The first volume of the "Almanach des Gourmands" (1804) is dedicated to M. d'Aigrefeuille, whom the author adjudged most worthy of such pre-eminence--"a connoisseur who is the most erudite arbiter of refined alimentary combinations, and who understands most thoroughly the difficult and little known art of extracting the greatest possible part from an excellent repast." Besides referring to him as setting daily the finest table in Paris, he is extolled as "the guest best adapted to honour an opulent table by his delightful manners, his profound knowledge of the world, and the constantly varied charm of his inexhaustible appetite and conversation."
Beauvilliers, once chef of Monsieur, brother of the king, was also the author of a cook-book which achieved marked success,[12] the writer carrying out in cookery the precept that Délille had applied to gardening:
"Mais ce grand art exige un artiste qui pense, Prodigue de génie et non pas de dépense."
(But this grand art demands an artist of taste-- Prodigal of genius and devoid of all waste.)

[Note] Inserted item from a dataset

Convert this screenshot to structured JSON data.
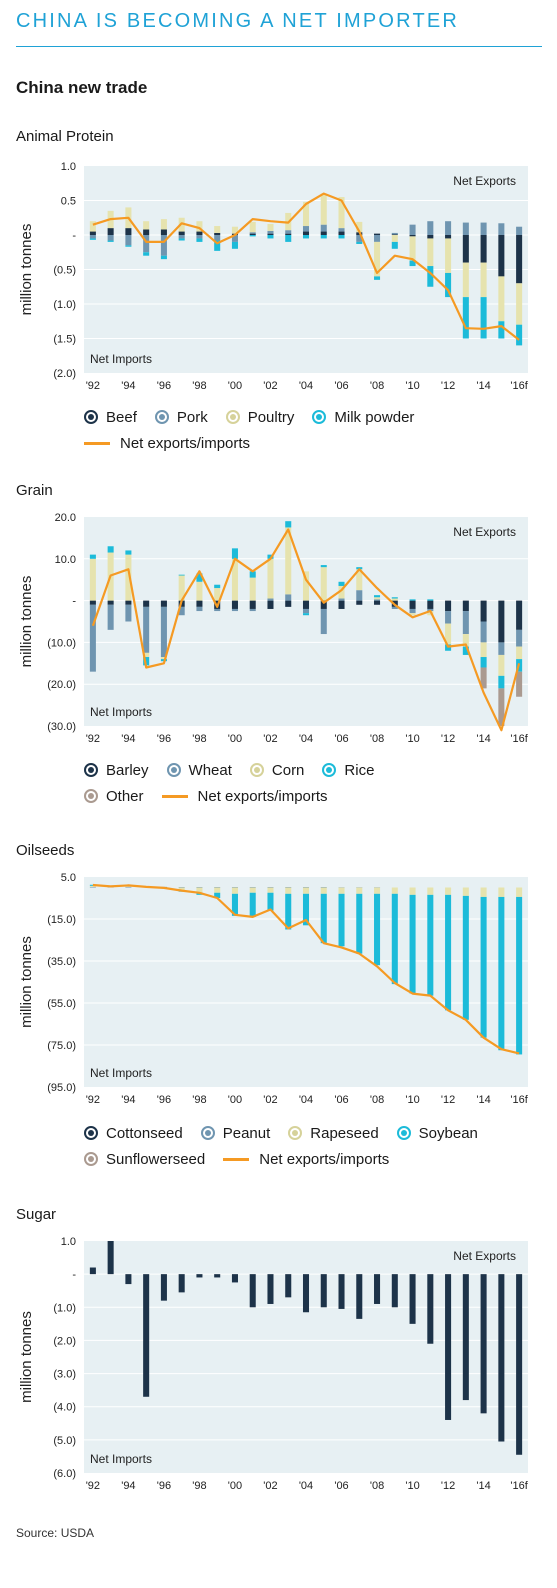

In his fluent dedication to the Marquis de Voppalière, the writer says:
"I have not been unmindful of economy, either in the manipulation or the preservation of foods.... I have sought to teach how, with little outlay, one may have exquisite viands, and at the same time derive both health and pleasure. Good living is at once the luxury which costs the least; and perhaps of all pleasures it is the most innocent.... You have always held, monsieur, that Wisdom itself should strew flowers in the midst of the thorns that are inseparable from existence. Often at a banquet Wisdom may renew its moral forces. The bonds of society become narrowed, and rivals or enemies are merged into friends or guests. Persons who are entire strangers to each other share in the intimacy of the family, differences of rank become obliterated, weakness is united to power, manners are polished, and the mind takes a fresh flight (_l'esprit électrisé prend un nouvel essor_). It is perchance in the midst of banquets in the best society of Paris and Versailles that you have acquired that urbanity which characterises you, that familiarity with the _grand monde_ which is enabled to pronounce on everything at a glance."
Every great cook should be able to say with him, "I have inaugurated reforms, improvements, in order to advance from what is good to what is better." Already, "l'Art du Cuisinier" draws attention to the fact that "new dishes," to a large extent, are not new dishes--a chef supplies some new decoration to a _plat_, adds to or leaves off some ingredient, and christens it with a different name.